Ludvig NORMAN (1831-1885)
Concert Piece for piano and orchestra Op.54 (1850-75-80) [14:48]
Ture RANGSTRÖM (1884-1947)
Ballade for piano and orchestra (1909-37) [22:03]
Adolf WIKLUND (1879-1950)
Concert Piece for piano and orchestra Op.1 (1903) [18:39]
Maria Verbaite (piano)
Norrlandsoperan Symphony Orchestra/B Tommy Andersson
rec. 7-10 July 2011, Umea Concert Hall, Sweden
STERLING CDS 1095-2 [55:40]This is a fresh-faced collection of Swedish pieces for piano and orchestra; not piano concertos. Novelty and explorer value are high even if the playing time is comparatively short; a pity that the Atterberg Rhapsody for piano and orchestra was not added. The disc's position would then have been pretty much unassailable.
As it is this is a music-lover's and collector's delight with each piece leaving you wanting more. It fills some gaps and provides a Scandinavian response to the piano concertante pieces by Schumann and Saint-Saëns. The Norman is clearly from the nineteenth century. This composer has already been the subject of Sterling's adventurous attitude (review review). Norman was an early achiever, having studied with his countryman Adolf Lindblad. He enlarged his horizons by spending time in Leipzig where, as is clear from this Concert Piece, he was more than impressed with Schumann. It's a very fluent and stormy piece of romantic-era writing. If you enjoy your Schumann for piano and orchestra then this should please and even delight. I should add that there's also a strand here that seems to echo the more euphonious and smiling side of Brahms Second Piano Concerto.
Rangström, whose four symphonies can be heard complete on CPO, wrote a Ballade that is from an era where psychological depths and a more knowing sensibility add dimensions that differ from the Norman. The results are attractively contorted between darkling Rachmaninovian romance and film noir torment. It's an intriguing piece borne of a work composed in the same decade as the Wiklund but revised almost three decades later. The original 1909 score, written in just ten days, seems to have disappeared. The Ballade is tinted by the twentieth century, grown-up, Mephistophelian and inventive if always within the bounds of tonality. Rangström, like his Danish counterpart Paul Schierbeck (Point Classics 5085), had a gift for such supernatural and darkly granitic themes. I find the Ballade fascinating. Wiklund's Concert Piece has been recorded before - by Martin Stürfelt for Hyperion alongside Wiklund's two piano concertos; the latter having first been recorded by the Swedish Caprice label. The Concert Piece is a rhapsody in pearly swirling romance - more Tchaikovsky and Litolff than Rachmaninov.
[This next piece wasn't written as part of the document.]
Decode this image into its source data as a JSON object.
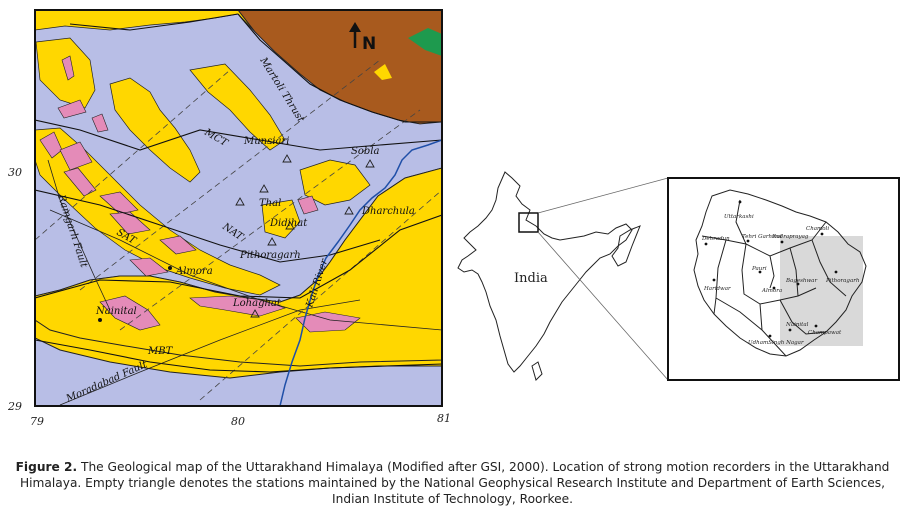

The extensive liner-note is in Swedish and English and is by the conductor here, B Tommy Andersson who is also a composer. Thankfully he avoids falling into the trap of trying to describe the music in technical terms; this can so easily be sterile and futile. Instead he places the three pieces in a biographical, stylistic and historical setting. Maria Verbaite seems to be well up for such an unusual programme. She plunges into this repertoire with a style that moulds itself to these scores' varying poetry, brilliance and storminess. Verbaite has been favoured by Sterling before: in 2008 she recorded a recital of romantic piano music (Sterling CDA1668). The sound on this CD has a resonant fullness that is particularly communicative in the moments of grandeur and flatters the richness of the orchestra as much as it does the confidences imparted by the piano.